We say we don’t like liars. But when it comes time to negotiating a big sale, it turns out we tolerate people stretching the truth—and even expect it.
New research from the University of Chicago Booth School of Business finds that the ability to deceive is viewed as a sign of competence in jobs that require selling.
In the study, Chicago Booth’s Emma Levine and Johns Hopkins University’s Brian Gunia find that people don’t always disapprove of deception. In fact, they perceive the ability to deceive as an asset in occupations that are stereotyped as high in “selling orientation.”
“Deception, in the form of fraud, embezzling and corruption, costs the economy a great deal of money and undermines the economy’s underlying moral fabric,” Levine and Gunia explain. “Companies expose themselves to greater risk by hiring deceivers.”
In two pilot studies, the researchers asked participants to rate 32 occupations as “high” or “low” in selling orientation, reflecting the degree to which occupational members persuade others to make immediate purchases as part of their jobs. In four subsequent studies, the researchers honed in on three occupations that are stereotyped as particularly high in selling orientation—sales, investment banking and advertising—and three occupations that participants viewed as relatively low in selling orientation—consulting, nonprofit management and accounting.
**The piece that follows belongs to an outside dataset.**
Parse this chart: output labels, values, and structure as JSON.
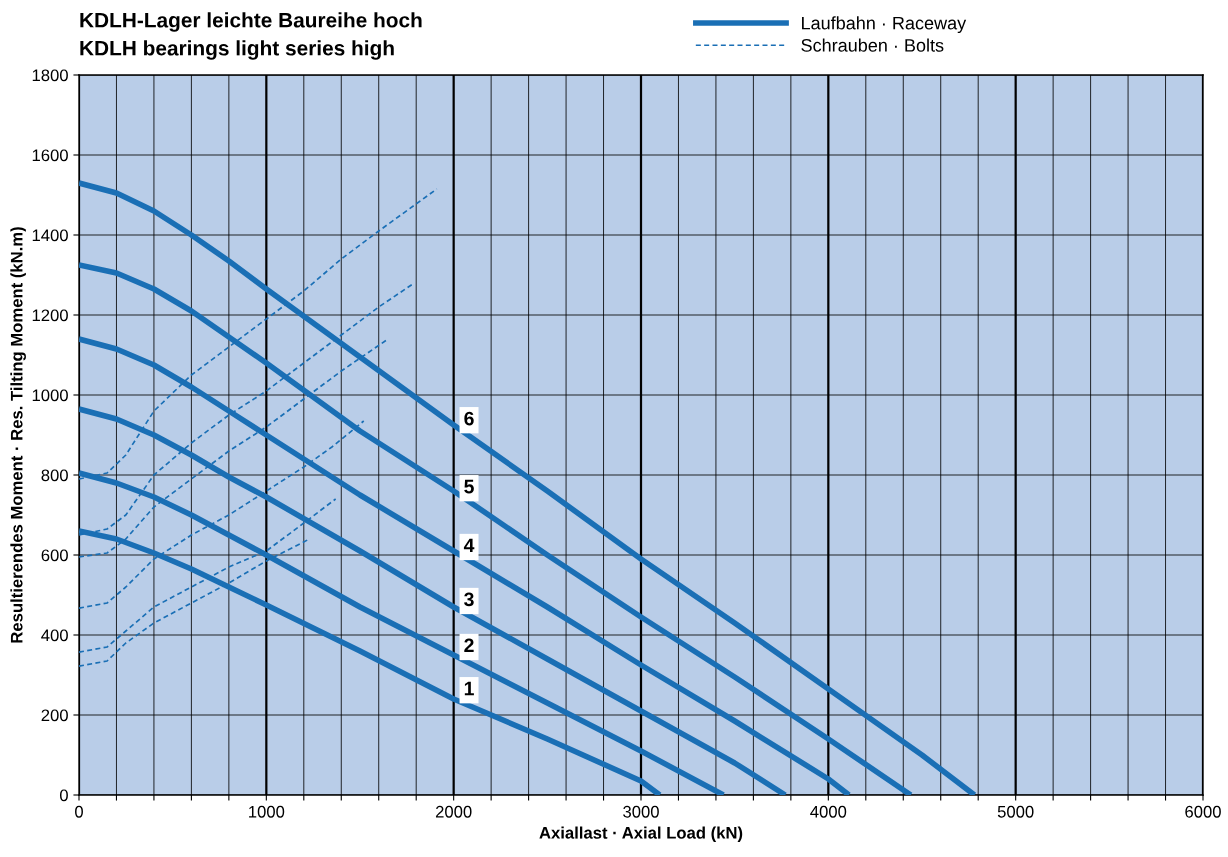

The researchers then ran experiments in which participants observed individuals lying or acting honestly in a variety of circumstances (for example, when reporting their expenses after a business trip or when completing an economic game in the laboratory). Finally, participants judged how successful and competent a liar or honest individual would be in occupations that were high or low in selling orientation—and, in two of the studies, whether to hire them into those occupations.